Enter either a latitude and longitude in the upper data fields or the UTM zone, easting and northing in the lower, then hit the enter key. The coordinates in the other system will be displayed in the appropriate boxes. Enter West longitudes with a negative sign before the degrees, and enter South latitudes with a negative sign before the degrees. (The applet starts with the latitude 35 degrees North, 106 degrees West in the upper boxes, and the corresponding UTM coordinates in the lower boxes.)
On 11 July 2004 I modified this applet a little bit, to bring it more in line with what we use nowadays. The applet now displays UTM coordinates in meters, the way they appear on GPS units (when the original applet was written GPS was too expensive to be common, and most of our UTM usage was based on reading from maps --- where it was most convenient to work in decimal kilometers). Also, since the above text talks a lot about the NATO designators of latitude bands, the code now displays them. But you MUST type in the zone character if you are trying to convert from UTM to Lat/Lon -- the code expects the last character of the zone to be the band and won't give correct numbers if you leave it off. I also fixed a bug in the handling of the false northing for southern hemisphere lat/lon's --- for which this applet is inappropriate anyway (vide infra).
The applet was written by Tom Russo, Cibola SAR, who hopes you find it useful, but disclaims all liability related to this applet; the applet was written for fun and his own edification, not for life-critical navigation purposes. The user assumes all responsibility for the accuracy of his or her navigational calculations.

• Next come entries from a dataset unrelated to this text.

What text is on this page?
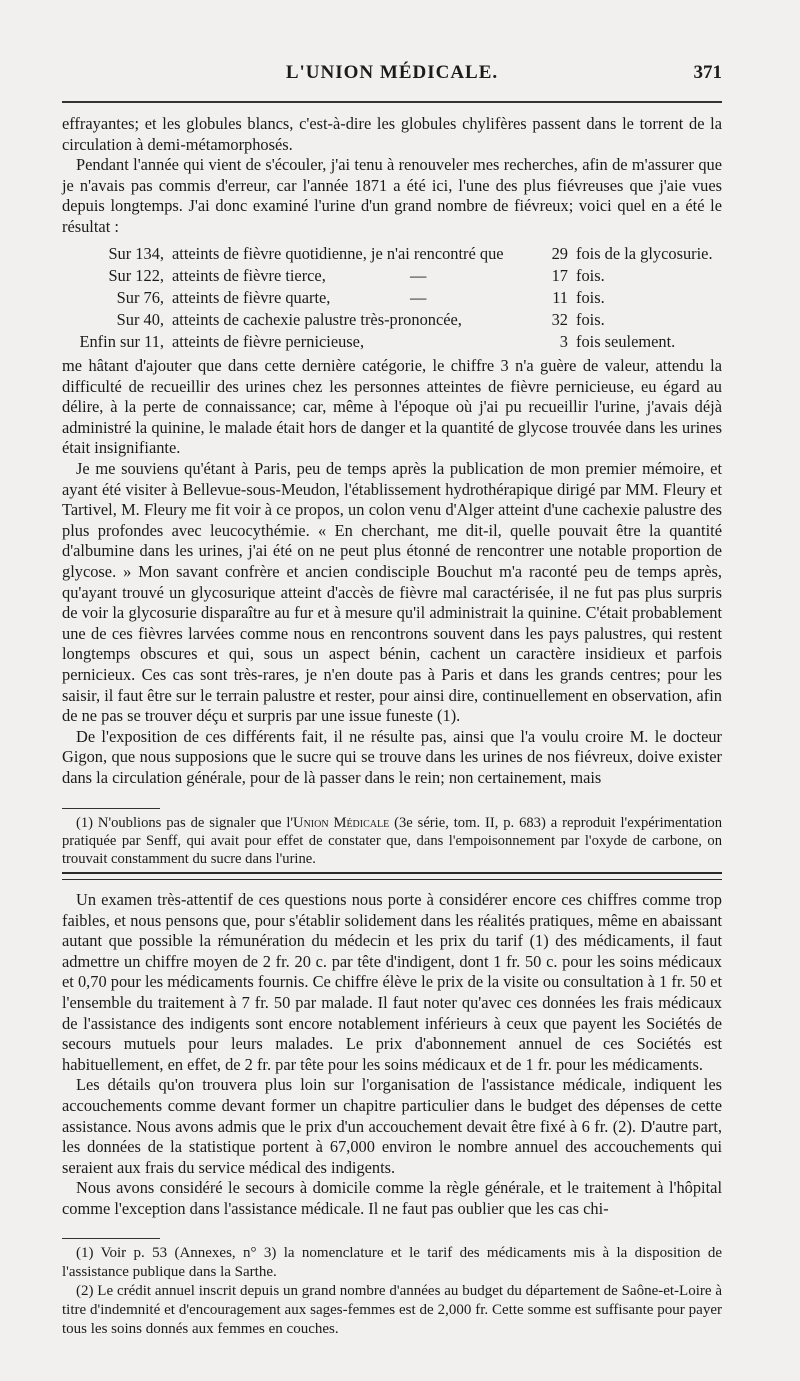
L'UNION MÉDICALE.	371

effrayantes; et les globules blancs, c'est-à-dire les globules chylifères passent dans le torrent de la circulation à demi-métamorphosés.

Pendant l'année qui vient de s'écouler, j'ai tenu à renouveler mes recherches, afin de m'assurer que je n'avais pas commis d'erreur, car l'année 1871 a été ici, l'une des plus fiévreuses que j'aie vues depuis longtemps. J'ai donc examiné l'urine d'un grand nombre de fiévreux; voici quel en a été le résultat :

Sur 134, atteints de fièvre quotidienne, je n'ai rencontré que	29 fois de la glycosurie.
Sur 122, atteints de fièvre tierce,	—	17 fois.
Sur 76, atteints de fièvre quarte,	—	11 fois.
Sur 40, atteints de cachexie palustre très-prononcée,	32 fois.
Enfin sur 11, atteints de fièvre pernicieuse,	3 fois seulement.

me hâtant d'ajouter que dans cette dernière catégorie, le chiffre 3 n'a guère de valeur, attendu la difficulté de recueillir des urines chez les personnes atteintes de fièvre pernicieuse, eu égard au délire, à la perte de connaissance; car, même à l'époque où j'ai pu recueillir l'urine, j'avais déjà administré la quinine, le malade était hors de danger et la quantité de glycose trouvée dans les urines était insignifiante.

Je me souviens qu'étant à Paris, peu de temps après la publication de mon premier mémoire, et ayant été visiter à Bellevue-sous-Meudon, l'établissement hydrothérapique dirigé par MM. Fleury et Tartivel, M. Fleury me fit voir à ce propos, un colon venu d'Alger atteint d'une cachexie palustre des plus profondes avec leucocythémie. « En cherchant, me dit-il, quelle pouvait être la quantité d'albumine dans les urines, j'ai été on ne peut plus étonné de rencontrer une notable proportion de glycose. » Mon savant confrère et ancien condisciple Bouchut m'a raconté peu de temps après, qu'ayant trouvé un glycosurique atteint d'accès de fièvre mal caractérisée, il ne fut pas plus surpris de voir la glycosurie disparaître au fur et à mesure qu'il administrait la quinine. C'était probablement une de ces fièvres larvées comme nous en rencontrons souvent dans les pays palustres, qui restent longtemps obscures et qui, sous un aspect bénin, cachent un caractère insidieux et parfois pernicieux. Ces cas sont très-rares, je n'en doute pas à Paris et dans les grands centres; pour les saisir, il faut être sur le terrain palustre et rester, pour ainsi dire, continuellement en observation, afin de ne pas se trouver déçu et surpris par une issue funeste (1).

De l'exposition de ces différents fait, il ne résulte pas, ainsi que l'a voulu croire M. le docteur Gigon, que nous supposions que le sucre qui se trouve dans les urines de nos fiévreux, doive exister dans la circulation générale, pour de là passer dans le rein; non certainement, mais

(1) N'oublions pas de signaler que l'Union Médicale (3e série, tom. II, p. 683) a reproduit l'expérimentation pratiquée par Senff, qui avait pour effet de constater que, dans l'empoisonnement par l'oxyde de carbone, on trouvait constamment du sucre dans l'urine.

Un examen très-attentif de ces questions nous porte à considérer encore ces chiffres comme trop faibles, et nous pensons que, pour s'établir solidement dans les réalités pratiques, même en abaissant autant que possible la rémunération du médecin et les prix du tarif (1) des médicaments, il faut admettre un chiffre moyen de 2 fr. 20 c. par tête d'indigent, dont 1 fr. 50 c. pour les soins médicaux et 0,70 pour les médicaments fournis. Ce chiffre élève le prix de la visite ou consultation à 1 fr. 50 et l'ensemble du traitement à 7 fr. 50 par malade. Il faut noter qu'avec ces données les frais médicaux de l'assistance des indigents sont encore notablement inférieurs à ceux que payent les Sociétés de secours mutuels pour leurs malades. Le prix d'abonnement annuel de ces Sociétés est habituellement, en effet, de 2 fr. par tête pour les soins médicaux et de 1 fr. pour les médicaments.

Les détails qu'on trouvera plus loin sur l'organisation de l'assistance médicale, indiquent les accouchements comme devant former un chapitre particulier dans le budget des dépenses de cette assistance. Nous avons admis que le prix d'un accouchement devait être fixé à 6 fr. (2). D'autre part, les données de la statistique portent à 67,000 environ le nombre annuel des accouchements qui seraient aux frais du service médical des indigents.

Nous avons considéré le secours à domicile comme la règle générale, et le traitement à l'hôpital comme l'exception dans l'assistance médicale. Il ne faut pas oublier que les cas chi-

(1) Voir p. 53 (Annexes, n° 3) la nomenclature et le tarif des médicaments mis à la disposition de l'assistance publique dans la Sarthe.

(2) Le crédit annuel inscrit depuis un grand nombre d'années au budget du département de Saône-et-Loire à titre d'indemnité et d'encouragement aux sages-femmes est de 2,000 fr. Cette somme est suffisante pour payer tous les soins donnés aux femmes en couches.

EXTREMELY IMPORTANT: THIS APPLET HAS VERY SEVERE LIMITATIONS!The converter uses constants derived from USGS Bulletin 1532 (which has been superceded by USGS Professional Paper 1395 (Map Projections: A Working Manual)) using the Clark 1866 ellipsoid. This is appropriate for USGS maps marked "North American Datum of 1927." : The newest USGS maps use the North American Datum of 1983, and so this converter will NOT give the correct Lat-Lon/UTM correspondence for those maps. The NAD 27 datum used by this applet is almost certainly incorrect for any use outside of North America! Apologies are extended to the many visitors who are from another continent, but I am unlikely at this point to be including geodetic data appropriate for your use. One of these days I will include an option which lets you toggle between NAD-27 and NAD-83 data, but for now you can only use this converter for the older maps. (To calibrate "one of these days" --- I wrote those words in mid-1997 and I write these words in late 1999, reinforced them in early 2001, re-emphasized them again in mid-2001, and here it is 2006 and it's still not done. That is to say, don't hold your breath. Cibola Search and Rescue disclaims all liability for readers of its web pages who render themselves unconcious --- or worse, who achieve core body temperatures near room temperature --- by holding their breath waiting for features promised "real soon now.")
Having trouble running this applet? Check your browser's configuration --some systems need you to have a special file installed or have "enable java" checked in an options box. If you think you have Java running properly but this still doesn't work, check your Java setup by visiting the Java web site and trying some of the applets there. If those work and you still can't get this one running it is unlikely that we can help you. This software is no longer supported by Cibola's webmaster and will remain here only so long as it seems to work for most people.
Users who live behind firewalls should note: some places (like where the author and several of his team mates work) don't allow Java applets to pass through their firewalls, so you may be outta luck. Your only option would be to get a commercial account and try it from home.